A member of The Shankill Corinthian Sailing Club while in Scotland saw a boat which employed a boiler plate instead of the stones which had been the norm for ballast in small boats in the mid nineteenth century, and in 1878 he built a boat called ‘Cemiostomia’ using this new technology which was found to sail very efficiently to windward.
In response to this development, Thomas Middleton a member of the Club, decided that it would be a wonderful idea to build a number of punts of the same design and specification as this would test the skill of the yachtsmen and not that of their designers or boatbuilders. In 1886, he inserted a notice in the ‘Irish Times’ inviting interested people to contact him with a view to setting up a new Club in Kingstown ( now Dún Laoghaire ) Harbour dedicated to the idea of ‘One Design Racing’. There being no responses to this notice, he circulated flyers among the yachtsmen in the Royal Yacht Clubs in Kingstown ( Dún Laoghaire ).
The yachtsmen attended a meeting in October 1886 and agreed the specifications for the proposed new boat which was to be based on the Shankill boiler plate design. Thirteen of these new ‘One design’ boats were built in 1887 at a cost of £13.00 each.
The New Club, managed by a King, Queen, King’s Bishop, Queen’s Bishop, Knights and Rooks, was called’The Water Wags.’ Entry fees for races were paid to the Officer of the Day in his launch, and racing was started on the stroke of the Kingstown Town Hall clock. The entry ‘takings’ were then presented to the winner of the race.
All the boats were required to fly distinguishing racing flags as they started between the lamp-post to the right of the large crane on the Victoria Wharf, and the Hauling Buoy off the wharf, and raced around three permanent buoys moored within the harbour, The Melampus Buoy, The Navy Buoy and the Coal Harbour Mark. Within a few years, dozens Water Wags were racing in the Harbour.
In 1900 ‘The Water Wags’ adopted a modified design with a transom stern. However all the boats were to be of the same design and specification in compliance with Middleton’s original ‘One-Design’ idea.
The Water Wags still maintain most of the traditions of their earlier membersand sail these lovely old boats in Dún Laoghaire harbour every Wednesday evening from 6.30pm to 8.00 pm. from May to September.
The oldest boats racing today are about 97 years old and the newest boats were launched this season.

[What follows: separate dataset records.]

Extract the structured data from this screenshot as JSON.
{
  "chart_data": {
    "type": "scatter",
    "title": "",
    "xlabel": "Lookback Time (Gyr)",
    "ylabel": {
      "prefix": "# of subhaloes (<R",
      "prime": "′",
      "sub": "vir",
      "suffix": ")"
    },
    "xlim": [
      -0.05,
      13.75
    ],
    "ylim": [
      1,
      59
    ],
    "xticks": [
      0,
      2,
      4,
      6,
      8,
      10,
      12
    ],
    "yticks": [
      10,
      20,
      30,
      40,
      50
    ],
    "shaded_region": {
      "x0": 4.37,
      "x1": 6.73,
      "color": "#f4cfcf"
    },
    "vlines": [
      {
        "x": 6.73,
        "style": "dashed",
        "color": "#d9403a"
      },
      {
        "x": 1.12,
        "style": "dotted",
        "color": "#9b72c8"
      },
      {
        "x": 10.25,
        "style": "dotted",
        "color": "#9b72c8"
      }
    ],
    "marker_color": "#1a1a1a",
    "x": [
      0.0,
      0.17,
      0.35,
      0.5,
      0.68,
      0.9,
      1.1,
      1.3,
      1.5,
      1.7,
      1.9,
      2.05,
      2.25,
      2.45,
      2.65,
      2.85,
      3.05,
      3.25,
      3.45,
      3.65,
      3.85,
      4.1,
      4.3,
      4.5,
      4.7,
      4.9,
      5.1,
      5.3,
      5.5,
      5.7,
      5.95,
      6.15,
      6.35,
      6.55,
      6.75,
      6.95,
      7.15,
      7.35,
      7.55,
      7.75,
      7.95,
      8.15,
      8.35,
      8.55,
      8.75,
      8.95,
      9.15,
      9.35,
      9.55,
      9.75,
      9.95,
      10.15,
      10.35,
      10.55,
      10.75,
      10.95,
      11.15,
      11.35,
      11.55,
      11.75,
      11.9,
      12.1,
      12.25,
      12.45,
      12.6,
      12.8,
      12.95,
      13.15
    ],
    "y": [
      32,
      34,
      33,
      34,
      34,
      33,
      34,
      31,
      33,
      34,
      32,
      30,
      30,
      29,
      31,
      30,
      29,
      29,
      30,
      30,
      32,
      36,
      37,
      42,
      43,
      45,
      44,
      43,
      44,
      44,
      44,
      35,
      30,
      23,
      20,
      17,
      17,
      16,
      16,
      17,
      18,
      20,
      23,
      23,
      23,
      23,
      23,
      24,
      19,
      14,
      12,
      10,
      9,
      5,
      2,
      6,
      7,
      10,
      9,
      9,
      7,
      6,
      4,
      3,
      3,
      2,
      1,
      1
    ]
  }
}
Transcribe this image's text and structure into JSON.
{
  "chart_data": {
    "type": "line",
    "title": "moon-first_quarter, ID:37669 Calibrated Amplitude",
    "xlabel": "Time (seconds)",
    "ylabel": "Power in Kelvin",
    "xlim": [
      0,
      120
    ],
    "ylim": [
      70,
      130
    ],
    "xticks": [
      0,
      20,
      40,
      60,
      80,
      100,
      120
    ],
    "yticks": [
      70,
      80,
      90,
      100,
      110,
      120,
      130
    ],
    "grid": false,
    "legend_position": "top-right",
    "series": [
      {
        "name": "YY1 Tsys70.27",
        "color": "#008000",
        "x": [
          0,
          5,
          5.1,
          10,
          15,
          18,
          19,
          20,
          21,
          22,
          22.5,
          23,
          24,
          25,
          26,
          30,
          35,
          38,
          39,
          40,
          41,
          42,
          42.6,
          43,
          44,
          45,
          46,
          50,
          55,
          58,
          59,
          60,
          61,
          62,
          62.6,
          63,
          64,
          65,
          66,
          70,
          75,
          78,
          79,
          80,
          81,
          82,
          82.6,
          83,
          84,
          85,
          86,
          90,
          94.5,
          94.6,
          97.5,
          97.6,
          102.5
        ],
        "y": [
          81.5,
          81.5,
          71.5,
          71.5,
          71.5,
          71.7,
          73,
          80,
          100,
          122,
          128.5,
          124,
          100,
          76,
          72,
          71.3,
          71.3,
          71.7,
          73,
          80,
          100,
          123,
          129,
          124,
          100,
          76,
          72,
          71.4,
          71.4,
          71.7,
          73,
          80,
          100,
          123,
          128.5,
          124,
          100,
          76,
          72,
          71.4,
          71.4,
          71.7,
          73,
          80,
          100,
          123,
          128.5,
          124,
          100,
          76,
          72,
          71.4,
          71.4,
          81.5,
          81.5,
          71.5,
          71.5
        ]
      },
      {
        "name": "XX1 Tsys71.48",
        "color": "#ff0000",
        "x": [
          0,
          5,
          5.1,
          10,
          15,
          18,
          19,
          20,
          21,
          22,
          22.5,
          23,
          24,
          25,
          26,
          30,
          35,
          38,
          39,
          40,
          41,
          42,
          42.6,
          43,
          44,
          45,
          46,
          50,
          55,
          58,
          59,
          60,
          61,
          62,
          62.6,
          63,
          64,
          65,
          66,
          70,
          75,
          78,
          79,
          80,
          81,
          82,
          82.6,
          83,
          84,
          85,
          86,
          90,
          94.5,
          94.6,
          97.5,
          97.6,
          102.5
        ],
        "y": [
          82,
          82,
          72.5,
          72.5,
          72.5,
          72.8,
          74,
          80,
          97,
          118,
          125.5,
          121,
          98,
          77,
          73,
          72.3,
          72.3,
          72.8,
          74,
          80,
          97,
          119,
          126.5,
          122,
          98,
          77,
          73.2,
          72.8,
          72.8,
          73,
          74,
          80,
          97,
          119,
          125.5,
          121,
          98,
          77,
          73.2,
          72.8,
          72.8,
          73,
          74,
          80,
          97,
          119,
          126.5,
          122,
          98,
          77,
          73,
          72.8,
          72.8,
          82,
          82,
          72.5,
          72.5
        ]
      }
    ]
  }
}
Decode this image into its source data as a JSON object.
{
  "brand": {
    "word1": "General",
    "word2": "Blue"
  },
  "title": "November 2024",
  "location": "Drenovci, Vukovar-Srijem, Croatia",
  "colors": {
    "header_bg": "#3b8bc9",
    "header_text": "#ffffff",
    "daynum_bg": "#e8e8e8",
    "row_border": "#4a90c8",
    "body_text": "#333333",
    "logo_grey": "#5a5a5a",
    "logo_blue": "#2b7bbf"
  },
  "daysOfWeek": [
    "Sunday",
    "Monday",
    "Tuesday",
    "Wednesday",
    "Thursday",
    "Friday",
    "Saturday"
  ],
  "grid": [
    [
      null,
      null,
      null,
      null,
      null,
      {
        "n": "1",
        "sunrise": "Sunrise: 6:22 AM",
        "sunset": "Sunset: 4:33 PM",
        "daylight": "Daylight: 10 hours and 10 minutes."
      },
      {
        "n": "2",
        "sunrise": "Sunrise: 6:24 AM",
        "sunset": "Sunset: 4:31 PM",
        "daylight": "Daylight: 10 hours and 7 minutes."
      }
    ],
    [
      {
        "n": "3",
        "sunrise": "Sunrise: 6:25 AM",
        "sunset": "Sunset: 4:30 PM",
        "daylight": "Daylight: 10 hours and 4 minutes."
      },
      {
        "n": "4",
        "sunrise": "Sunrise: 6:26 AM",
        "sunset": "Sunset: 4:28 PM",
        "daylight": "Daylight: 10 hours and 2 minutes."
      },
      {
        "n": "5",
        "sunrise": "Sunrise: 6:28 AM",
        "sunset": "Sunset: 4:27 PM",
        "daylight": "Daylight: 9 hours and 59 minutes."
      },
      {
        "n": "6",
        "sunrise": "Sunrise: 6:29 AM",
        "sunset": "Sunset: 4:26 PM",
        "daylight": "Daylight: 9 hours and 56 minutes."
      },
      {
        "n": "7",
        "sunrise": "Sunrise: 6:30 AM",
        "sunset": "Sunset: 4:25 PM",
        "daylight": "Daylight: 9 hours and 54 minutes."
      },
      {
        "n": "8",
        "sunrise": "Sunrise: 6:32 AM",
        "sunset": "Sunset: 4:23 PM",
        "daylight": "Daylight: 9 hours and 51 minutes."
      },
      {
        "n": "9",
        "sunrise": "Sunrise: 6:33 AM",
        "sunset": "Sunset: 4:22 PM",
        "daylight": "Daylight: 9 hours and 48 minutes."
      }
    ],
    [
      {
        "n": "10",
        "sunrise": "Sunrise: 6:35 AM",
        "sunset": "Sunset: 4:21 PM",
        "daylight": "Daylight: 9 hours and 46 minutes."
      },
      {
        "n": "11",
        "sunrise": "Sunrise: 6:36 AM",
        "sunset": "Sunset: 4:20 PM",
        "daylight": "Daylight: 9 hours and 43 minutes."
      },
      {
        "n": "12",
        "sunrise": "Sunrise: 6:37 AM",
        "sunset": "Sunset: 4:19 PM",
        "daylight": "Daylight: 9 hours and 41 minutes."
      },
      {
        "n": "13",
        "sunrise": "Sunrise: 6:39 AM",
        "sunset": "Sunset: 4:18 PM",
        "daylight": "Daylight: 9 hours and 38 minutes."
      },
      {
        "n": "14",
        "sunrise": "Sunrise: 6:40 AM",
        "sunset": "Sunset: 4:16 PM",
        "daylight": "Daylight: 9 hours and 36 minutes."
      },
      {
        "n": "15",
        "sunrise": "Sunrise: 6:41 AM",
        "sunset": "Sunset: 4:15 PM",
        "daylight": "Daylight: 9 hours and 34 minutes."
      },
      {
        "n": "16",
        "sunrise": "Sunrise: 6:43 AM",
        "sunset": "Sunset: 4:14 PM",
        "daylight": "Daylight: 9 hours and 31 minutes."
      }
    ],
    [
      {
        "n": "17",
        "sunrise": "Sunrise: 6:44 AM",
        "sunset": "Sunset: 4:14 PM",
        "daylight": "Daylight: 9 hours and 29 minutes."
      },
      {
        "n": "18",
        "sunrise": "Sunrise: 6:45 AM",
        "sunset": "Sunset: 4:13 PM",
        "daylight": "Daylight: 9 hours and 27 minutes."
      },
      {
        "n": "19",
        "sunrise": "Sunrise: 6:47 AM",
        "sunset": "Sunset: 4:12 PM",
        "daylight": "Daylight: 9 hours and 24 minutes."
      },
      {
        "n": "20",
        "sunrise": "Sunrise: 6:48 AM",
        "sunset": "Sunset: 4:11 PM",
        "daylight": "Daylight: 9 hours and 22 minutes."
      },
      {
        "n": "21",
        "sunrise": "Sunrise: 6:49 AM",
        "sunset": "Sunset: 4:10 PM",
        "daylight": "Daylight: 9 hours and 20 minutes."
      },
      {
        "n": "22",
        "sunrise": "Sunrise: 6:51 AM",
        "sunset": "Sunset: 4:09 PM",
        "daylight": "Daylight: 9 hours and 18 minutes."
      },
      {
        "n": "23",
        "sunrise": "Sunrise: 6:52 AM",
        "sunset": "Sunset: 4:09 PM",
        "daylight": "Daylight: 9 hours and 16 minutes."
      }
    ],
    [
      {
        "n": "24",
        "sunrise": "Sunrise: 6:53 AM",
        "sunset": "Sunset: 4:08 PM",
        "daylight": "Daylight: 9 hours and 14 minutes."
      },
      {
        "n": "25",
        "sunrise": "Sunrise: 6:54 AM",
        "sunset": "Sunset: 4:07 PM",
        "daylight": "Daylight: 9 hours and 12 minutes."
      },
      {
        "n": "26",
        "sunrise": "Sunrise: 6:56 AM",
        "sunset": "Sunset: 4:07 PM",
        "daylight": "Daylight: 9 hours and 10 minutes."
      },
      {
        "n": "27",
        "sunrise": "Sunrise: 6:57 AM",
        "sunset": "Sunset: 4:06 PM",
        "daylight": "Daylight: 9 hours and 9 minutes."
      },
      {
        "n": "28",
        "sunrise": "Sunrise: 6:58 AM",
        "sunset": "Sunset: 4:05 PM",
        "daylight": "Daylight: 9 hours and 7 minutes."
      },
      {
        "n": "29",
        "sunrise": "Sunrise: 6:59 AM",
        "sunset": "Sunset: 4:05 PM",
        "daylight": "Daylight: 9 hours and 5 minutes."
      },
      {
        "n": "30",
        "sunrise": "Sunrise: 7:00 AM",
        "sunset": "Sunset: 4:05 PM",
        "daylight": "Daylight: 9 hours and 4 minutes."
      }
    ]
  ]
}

The Water Wags are easily recognised with their distinctive silver spruce planking, straight stem, raked transom.The Water Wag sailsconsist of a low centre of effort gaff rig, with the main boom extending the sail area aft of the hull. Today, the sails carry a number ( between 1 and 40 ) and no other distinguishing symbol.The spinnaker is a colourful flat triangular sail which is only to be flown on its long pole when the wind is astern.